Muzhi Wang earns a Best Paper Award for a new tunable filter for wireless communication devices
The paper describes a tunable filter for wireless communication modules in the x-band frequency range that uses germanium-telluride phase change switches.
Muzhi Wang, third year PhD student in ECE, has earned a Best Paper Award at the 2016 Meeting on Silicon Monolithic Integrated Circuits in RF Systems (SiRF) for his paper, “An X-Band Reconfigurable Bandpass Filter Using Phase Change RF Switches.”
The paper, co-authored by Feng Lin and Muzhi’s advisor, Prof. Mina Rais-Zadeh, describes a tunable filter for wireless communication modules in the x-band frequency range that uses germanium-telluride (GeTe) phase change switches. This is the first implementation of a tunable filter to use GeTe switches.

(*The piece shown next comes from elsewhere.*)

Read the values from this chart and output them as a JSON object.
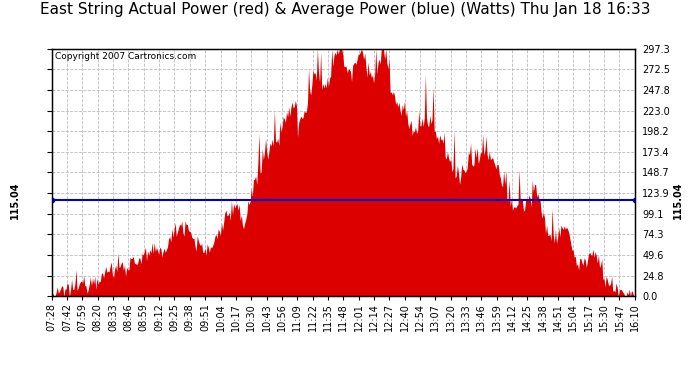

Compact and low-loss tunable filters are used in many wireless communication devices, including cognitive radios, anti-jamming systems, and advanced transducers. Currently, solid-state or RF MEMS switches are among the most popular options for the tunable components in wireless modules. These switches are evaluated based on performance, power handling, switching speed, and ease of integration into different circuits.
Muzhi’s GeTe switch has performed comparably to MEMS switches, with the added bonus of a simpler fabrication process. Among other results, the GeTe switch shows a faster response time and requires smaller voltage pulses for actuation than MEMS tunable filters.
“Currently this switch is still in the research and development phase,” Muzhi says. “Now that we’ve gotten some good results we can start integrating them into more complex circuits as a proof of concept.”
Muzhi received his bachelor’s degree from Michigan in 2013, after transitioning from two years at Shanghai Jiao Tong University. As an undergrad, he took on a summer research opportunity with Prof. Rais-Zadeh that introduced him to MEMS and the world of nanofabrication. He enjoys having a hand in the entire research and development process for his projects.
“I get to do the whole design of the switch, and then be the one to actually fabricate those devices,” he says. “I do the whole thing: from the design, to the testing and measurements, to the next cycle of redesign. Michigan really has this advantage because the cleanroom is so advanced.”
Previously, Muzhi was the recipient of a best student paper award at the 2014 IEEE International Microwave Symposium (IMS2014) for his research in RF MEMS switches for high-power RF applications.